Taking place in the outback and set in the “distant future” of 1997, Munro Chambers is plays “The Kid,” left alone in an isolated landscape to fend for himself against the odds. Just as it is in the Third World, clean, safe water has become power; the earth is poisoned in the wake of a nuclear holocaust and water has been commodified by the evil Zeus (Michael Ironside). He and his biker gang plan to expand production of potable water by juicing his enemies alive, for the water content found in their bodies.
The last hope is Turbo Man, a comic book hero of myth like Captain America, but unfortunately he has failed. Rummaging through the landscape, “The Kid” stumbles across an important artifact of this mythic hero: his suit. Like the mysterious jeans at the center of The Sisterhood of the Traveling Paints, it fits and “The Kid” becomes “Turbo Kid.” Forming an unlikely alliance with a friendship-bot Apple (Laurence LaBeouf) and rouge Fredric (Aaron Jeffrey), Turbo Kid could be read as an awkward coming-of-age story, but the agenda at hand, as a shallow as it may be, is fun.
Existing entirely as an artifact of the 1980’s, it walks the line between balls-to-the-walls action and one of those “creepy” family movies like The Garbage Pail Kids. With the goofy violence turned up to 10, Turbo Kid – which boasts three writer/directors (Francois Simard, Anouk Whissell and Yoann-Karl Whissell) — throws in a little heart for the revisionists, as the relationship between Apple and The Kid is quite sweet. Gender roles too have been somewhat revised, and thankfully so, as the attitudes towards women that existed within the more sexiest pictures of the Cannon Films cannon are not present here.
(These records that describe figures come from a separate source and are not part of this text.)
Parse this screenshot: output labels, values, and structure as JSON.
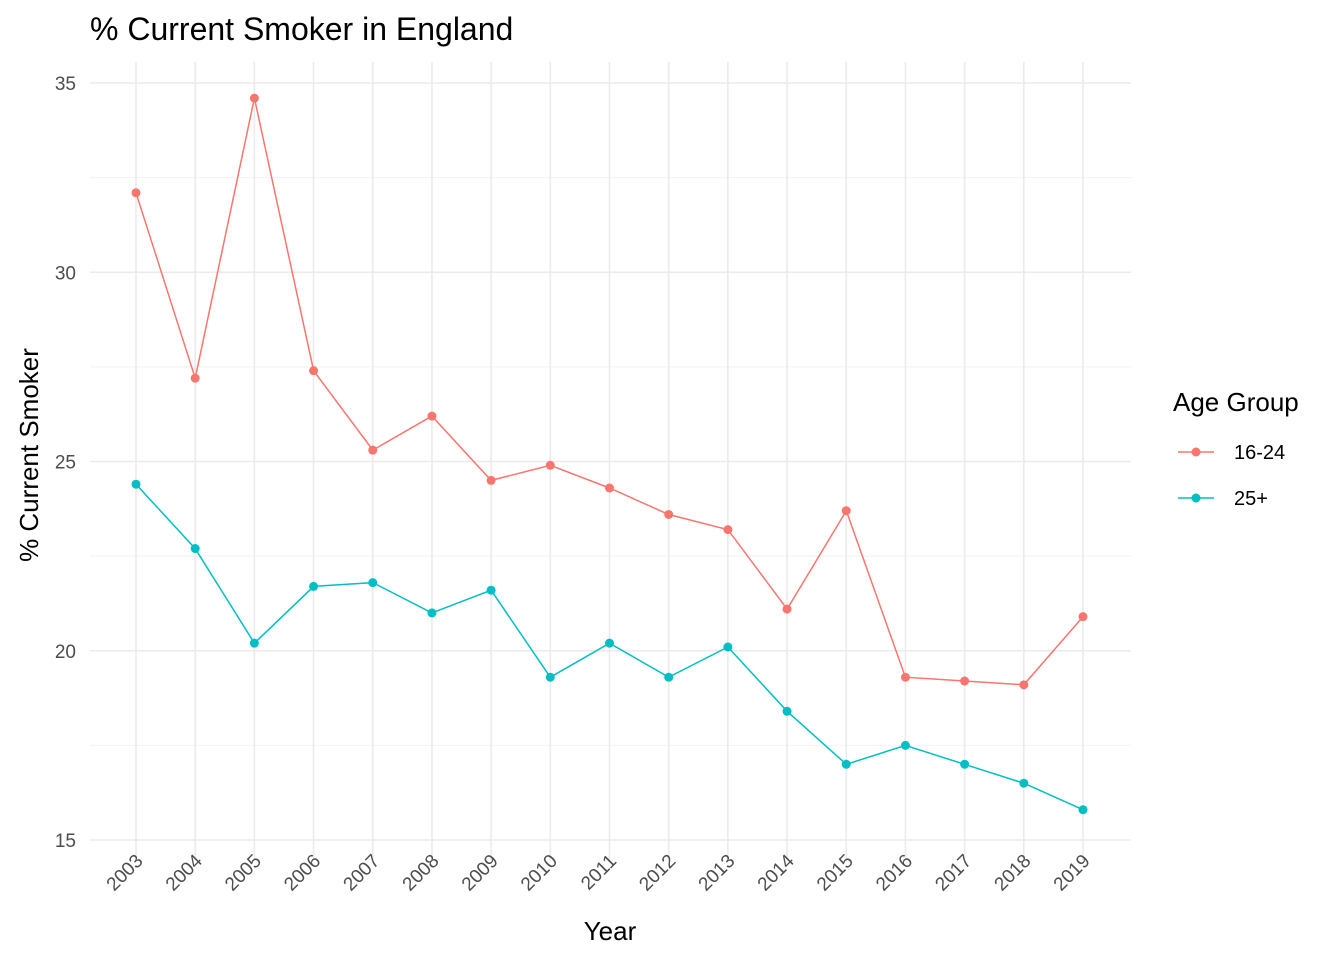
{
  "chart_data": {
    "type": "line",
    "title": "% Current Smoker in England",
    "xlabel": "Year",
    "ylabel": "% Current Smoker",
    "x": [
      "2003",
      "2004",
      "2005",
      "2006",
      "2007",
      "2008",
      "2009",
      "2010",
      "2011",
      "2012",
      "2013",
      "2014",
      "2015",
      "2016",
      "2017",
      "2018",
      "2019"
    ],
    "ylim": [
      15,
      35
    ],
    "yticks": [
      "15",
      "20",
      "25",
      "30",
      "35"
    ],
    "grid": true,
    "legend": {
      "title": "Age Group",
      "position": "right"
    },
    "series": [
      {
        "name": "16-24",
        "color": "#F8766D",
        "values": [
          32.1,
          27.2,
          34.6,
          27.4,
          25.3,
          26.2,
          24.5,
          24.9,
          24.3,
          23.6,
          23.2,
          21.1,
          23.7,
          19.3,
          19.2,
          19.1,
          20.9
        ]
      },
      {
        "name": "25+",
        "color": "#00BFC4",
        "values": [
          24.4,
          22.7,
          20.2,
          21.7,
          21.8,
          21.0,
          21.6,
          19.3,
          20.2,
          19.3,
          20.1,
          18.4,
          17.0,
          17.5,
          17.0,
          16.5,
          15.8
        ]
      }
    ]
  }
}
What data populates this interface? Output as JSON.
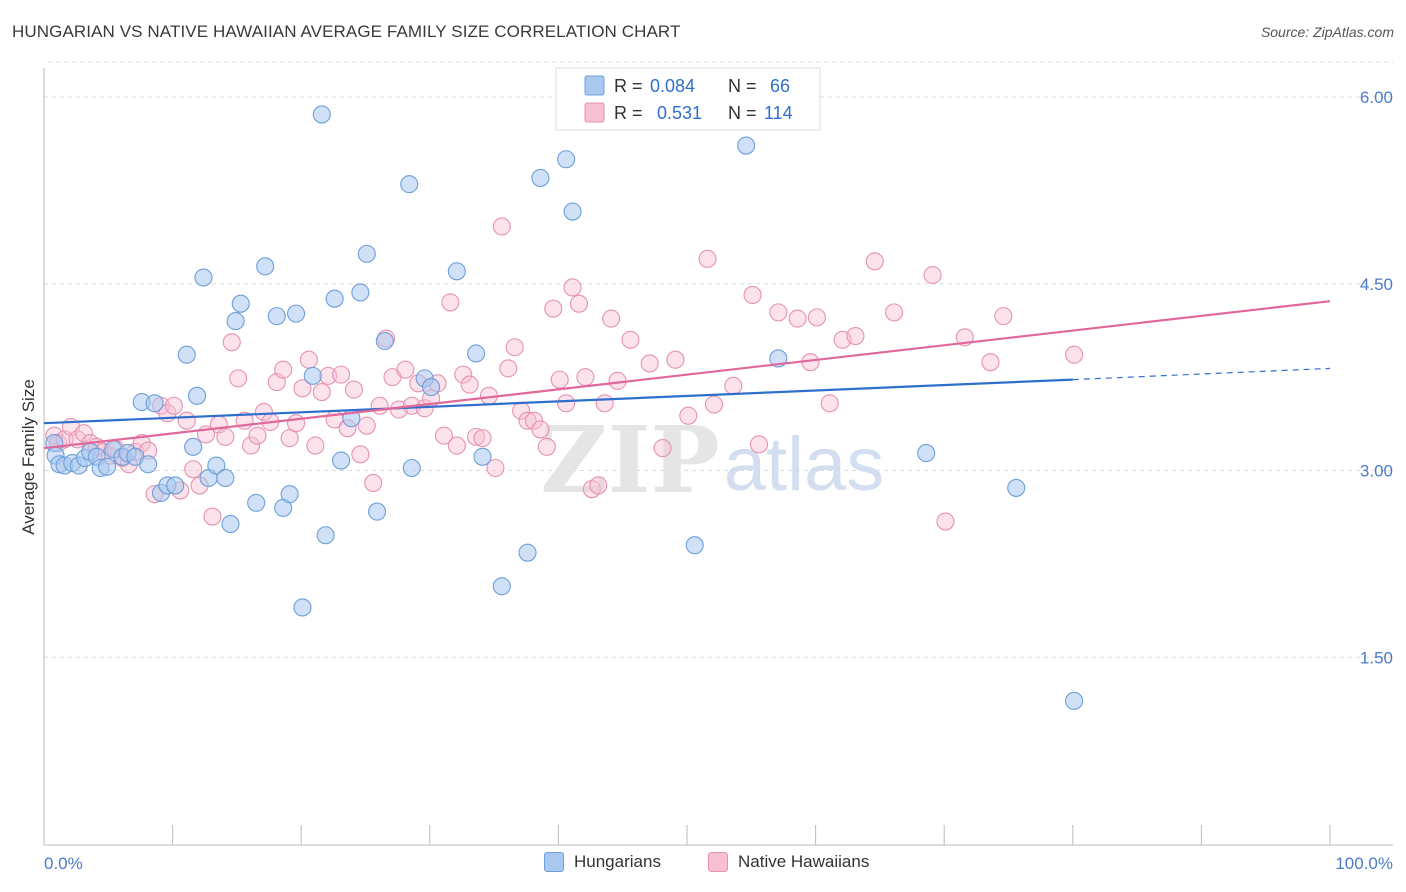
{
  "header": {
    "title": "HUNGARIAN VS NATIVE HAWAIIAN AVERAGE FAMILY SIZE CORRELATION CHART",
    "source": "Source: ZipAtlas.com"
  },
  "watermark": {
    "zip": "ZIP",
    "atlas": "atlas"
  },
  "colors": {
    "blue_fill": "#a9c8f0",
    "blue_stroke": "#6d9fd8",
    "blue_line": "#2f6fcc",
    "pink_fill": "#f6bfd3",
    "pink_stroke": "#e692b2",
    "pink_line": "#e0689a",
    "tick_label": "#4a7cc9",
    "grid": "#dcdcdc"
  },
  "legend_top": {
    "rows": [
      {
        "r_label": "R =",
        "r_value": "0.084",
        "n_label": "N =",
        "n_value": "66"
      },
      {
        "r_label": "R =",
        "r_value": "0.531",
        "n_label": "N =",
        "n_value": "114"
      }
    ]
  },
  "legend_bottom": {
    "items": [
      "Hungarians",
      "Native Hawaiians"
    ]
  },
  "chart_data": {
    "type": "scatter",
    "title": "HUNGARIAN VS NATIVE HAWAIIAN AVERAGE FAMILY SIZE CORRELATION CHART",
    "ylabel": "Average Family Size",
    "xlabel": "",
    "x_tick_labels": [
      "0.0%",
      "100.0%"
    ],
    "y_ticks": [
      1.5,
      3.0,
      4.5,
      6.0
    ],
    "y_tick_labels": [
      "1.50",
      "3.00",
      "4.50",
      "6.00"
    ],
    "xlim": [
      0,
      100
    ],
    "ylim": [
      0.0,
      6.3
    ],
    "grid": true,
    "legend_placement": "top-center",
    "series": [
      {
        "name": "Hungarians",
        "r": 0.084,
        "n": 66,
        "trend": {
          "x": [
            0,
            80
          ],
          "y": [
            3.38,
            3.73
          ],
          "dashed_extension": {
            "x": [
              80,
              100
            ],
            "y": [
              3.73,
              3.82
            ]
          }
        },
        "points": [
          [
            0.8,
            3.22
          ],
          [
            0.9,
            3.12
          ],
          [
            1.2,
            3.05
          ],
          [
            1.6,
            3.04
          ],
          [
            2.2,
            3.06
          ],
          [
            2.7,
            3.04
          ],
          [
            3.2,
            3.1
          ],
          [
            3.6,
            3.15
          ],
          [
            4.1,
            3.11
          ],
          [
            4.4,
            3.02
          ],
          [
            4.9,
            3.03
          ],
          [
            5.4,
            3.17
          ],
          [
            6.1,
            3.11
          ],
          [
            6.5,
            3.14
          ],
          [
            7.1,
            3.11
          ],
          [
            7.6,
            3.55
          ],
          [
            8.1,
            3.05
          ],
          [
            8.6,
            3.54
          ],
          [
            9.1,
            2.82
          ],
          [
            9.6,
            2.88
          ],
          [
            10.2,
            2.88
          ],
          [
            11.1,
            3.93
          ],
          [
            11.6,
            3.19
          ],
          [
            11.9,
            3.6
          ],
          [
            12.4,
            4.55
          ],
          [
            12.8,
            2.94
          ],
          [
            13.4,
            3.04
          ],
          [
            14.1,
            2.94
          ],
          [
            14.5,
            2.57
          ],
          [
            14.9,
            4.2
          ],
          [
            15.3,
            4.34
          ],
          [
            16.5,
            2.74
          ],
          [
            17.2,
            4.64
          ],
          [
            18.1,
            4.24
          ],
          [
            18.6,
            2.7
          ],
          [
            19.1,
            2.81
          ],
          [
            19.6,
            4.26
          ],
          [
            20.1,
            1.9
          ],
          [
            20.9,
            3.76
          ],
          [
            21.6,
            5.86
          ],
          [
            21.9,
            2.48
          ],
          [
            22.6,
            4.38
          ],
          [
            23.1,
            3.08
          ],
          [
            23.9,
            3.42
          ],
          [
            24.6,
            4.43
          ],
          [
            25.1,
            4.74
          ],
          [
            25.9,
            2.67
          ],
          [
            26.5,
            4.04
          ],
          [
            28.4,
            5.3
          ],
          [
            28.6,
            3.02
          ],
          [
            29.6,
            3.74
          ],
          [
            30.1,
            3.67
          ],
          [
            32.1,
            4.6
          ],
          [
            33.6,
            3.94
          ],
          [
            34.1,
            3.11
          ],
          [
            35.6,
            2.07
          ],
          [
            37.6,
            2.34
          ],
          [
            38.6,
            5.35
          ],
          [
            40.6,
            5.5
          ],
          [
            41.1,
            5.08
          ],
          [
            50.6,
            2.4
          ],
          [
            54.6,
            5.61
          ],
          [
            57.1,
            3.9
          ],
          [
            68.6,
            3.14
          ],
          [
            75.6,
            2.86
          ],
          [
            80.1,
            1.15
          ]
        ]
      },
      {
        "name": "Native Hawaiians",
        "r": 0.531,
        "n": 114,
        "trend": {
          "x": [
            0,
            100
          ],
          "y": [
            3.18,
            4.36
          ]
        },
        "points": [
          [
            0.8,
            3.28
          ],
          [
            1.1,
            3.22
          ],
          [
            1.6,
            3.25
          ],
          [
            2.1,
            3.35
          ],
          [
            2.6,
            3.25
          ],
          [
            3.1,
            3.3
          ],
          [
            3.6,
            3.22
          ],
          [
            4.1,
            3.19
          ],
          [
            4.6,
            3.15
          ],
          [
            5.1,
            3.12
          ],
          [
            5.6,
            3.17
          ],
          [
            6.1,
            3.1
          ],
          [
            6.6,
            3.05
          ],
          [
            7.1,
            3.15
          ],
          [
            7.6,
            3.22
          ],
          [
            8.1,
            3.16
          ],
          [
            8.6,
            2.81
          ],
          [
            9.1,
            3.52
          ],
          [
            9.6,
            3.46
          ],
          [
            10.1,
            3.52
          ],
          [
            10.6,
            2.84
          ],
          [
            11.1,
            3.4
          ],
          [
            11.6,
            3.01
          ],
          [
            12.1,
            2.88
          ],
          [
            12.6,
            3.29
          ],
          [
            13.1,
            2.63
          ],
          [
            13.6,
            3.37
          ],
          [
            14.1,
            3.27
          ],
          [
            14.6,
            4.03
          ],
          [
            15.1,
            3.74
          ],
          [
            15.6,
            3.4
          ],
          [
            16.1,
            3.2
          ],
          [
            16.6,
            3.28
          ],
          [
            17.1,
            3.47
          ],
          [
            17.6,
            3.39
          ],
          [
            18.1,
            3.71
          ],
          [
            18.6,
            3.81
          ],
          [
            19.1,
            3.26
          ],
          [
            19.6,
            3.38
          ],
          [
            20.1,
            3.66
          ],
          [
            20.6,
            3.89
          ],
          [
            21.1,
            3.2
          ],
          [
            21.6,
            3.63
          ],
          [
            22.1,
            3.76
          ],
          [
            22.6,
            3.41
          ],
          [
            23.1,
            3.77
          ],
          [
            23.6,
            3.34
          ],
          [
            24.1,
            3.65
          ],
          [
            24.6,
            3.13
          ],
          [
            25.1,
            3.36
          ],
          [
            25.6,
            2.9
          ],
          [
            26.1,
            3.52
          ],
          [
            26.6,
            4.06
          ],
          [
            27.1,
            3.75
          ],
          [
            27.6,
            3.49
          ],
          [
            28.1,
            3.81
          ],
          [
            28.6,
            3.52
          ],
          [
            29.1,
            3.7
          ],
          [
            29.6,
            3.5
          ],
          [
            30.1,
            3.58
          ],
          [
            30.6,
            3.7
          ],
          [
            31.1,
            3.28
          ],
          [
            31.6,
            4.35
          ],
          [
            32.1,
            3.2
          ],
          [
            32.6,
            3.77
          ],
          [
            33.1,
            3.69
          ],
          [
            33.6,
            3.27
          ],
          [
            34.1,
            3.26
          ],
          [
            34.6,
            3.6
          ],
          [
            35.1,
            3.02
          ],
          [
            35.6,
            4.96
          ],
          [
            36.1,
            3.82
          ],
          [
            36.6,
            3.99
          ],
          [
            37.1,
            3.48
          ],
          [
            37.6,
            3.4
          ],
          [
            38.1,
            3.4
          ],
          [
            38.6,
            3.33
          ],
          [
            39.1,
            3.19
          ],
          [
            39.6,
            4.3
          ],
          [
            40.1,
            3.73
          ],
          [
            40.6,
            3.54
          ],
          [
            41.1,
            4.47
          ],
          [
            41.6,
            4.34
          ],
          [
            42.1,
            3.75
          ],
          [
            42.6,
            2.85
          ],
          [
            43.1,
            2.88
          ],
          [
            43.6,
            3.54
          ],
          [
            44.1,
            4.22
          ],
          [
            44.6,
            3.72
          ],
          [
            45.6,
            4.05
          ],
          [
            47.1,
            3.86
          ],
          [
            48.1,
            3.18
          ],
          [
            49.1,
            3.89
          ],
          [
            50.1,
            3.44
          ],
          [
            51.6,
            4.7
          ],
          [
            52.1,
            3.53
          ],
          [
            53.6,
            3.68
          ],
          [
            55.1,
            4.41
          ],
          [
            55.6,
            3.21
          ],
          [
            57.1,
            4.27
          ],
          [
            58.6,
            4.22
          ],
          [
            59.6,
            3.87
          ],
          [
            60.1,
            4.23
          ],
          [
            61.1,
            3.54
          ],
          [
            62.1,
            4.05
          ],
          [
            63.1,
            4.08
          ],
          [
            64.6,
            4.68
          ],
          [
            66.1,
            4.27
          ],
          [
            69.1,
            4.57
          ],
          [
            70.1,
            2.59
          ],
          [
            71.6,
            4.07
          ],
          [
            73.6,
            3.87
          ],
          [
            74.6,
            4.24
          ],
          [
            80.1,
            3.93
          ]
        ]
      }
    ]
  }
}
Turbo Kid lacks some of the brilliance that a revisionist thriller might embrace — in a more ambitious film, Zeus could be an avatar of Dick Cheney; it’s strictly focused on throwback. In the action department it more than delivers, while a mainstream throwback would cop out, Simard and the Whissells don’t compromise.
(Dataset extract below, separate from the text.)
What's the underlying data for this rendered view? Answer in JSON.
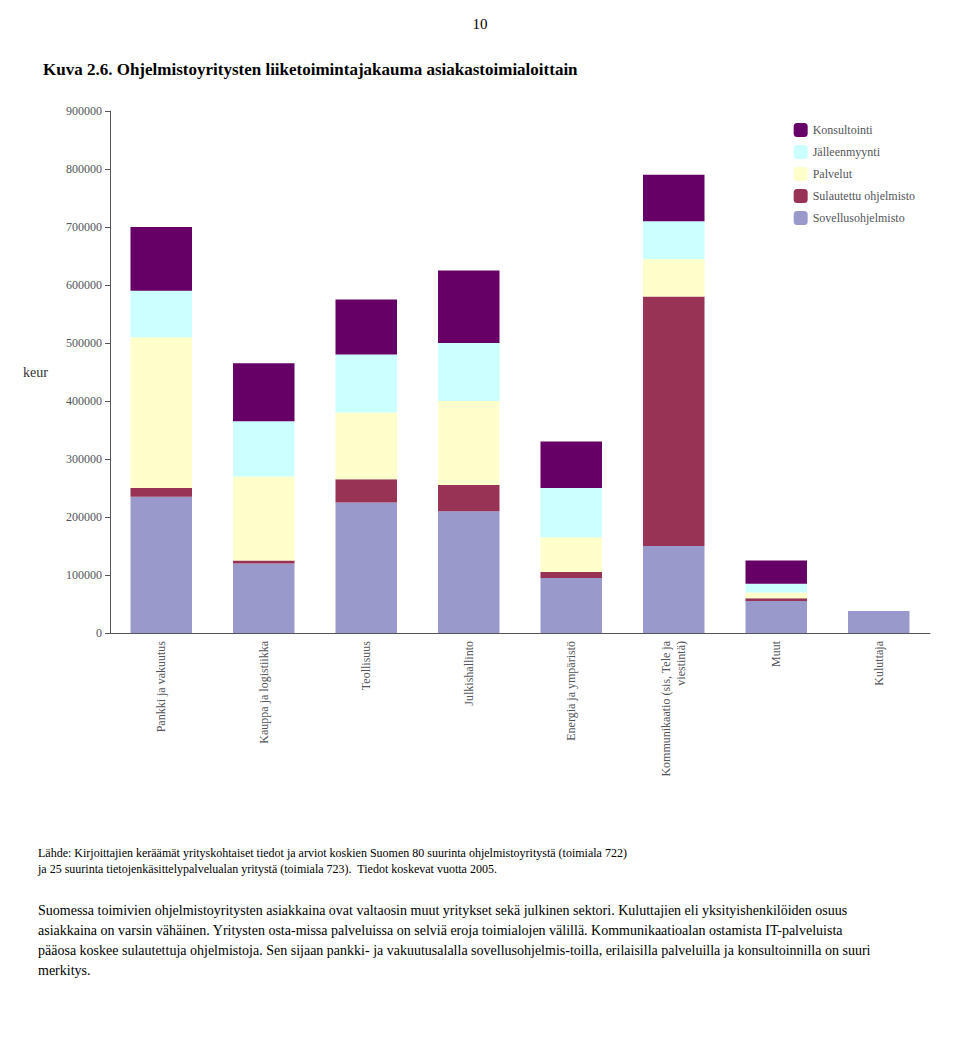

As far midnight movies go, Turbo Kid may not be a classic, but simply a good time. While its second act may drag a bit, things are picked back up for its third. It is what it is, but lacking in political ambitions that might have made for a richer experience. Then again, it’s a midnighter: if you’re thinking about all of that, you’re in the wrong theatre.
Turbo Kid is now playing at the Sundance Film Festival and opens on August 28th.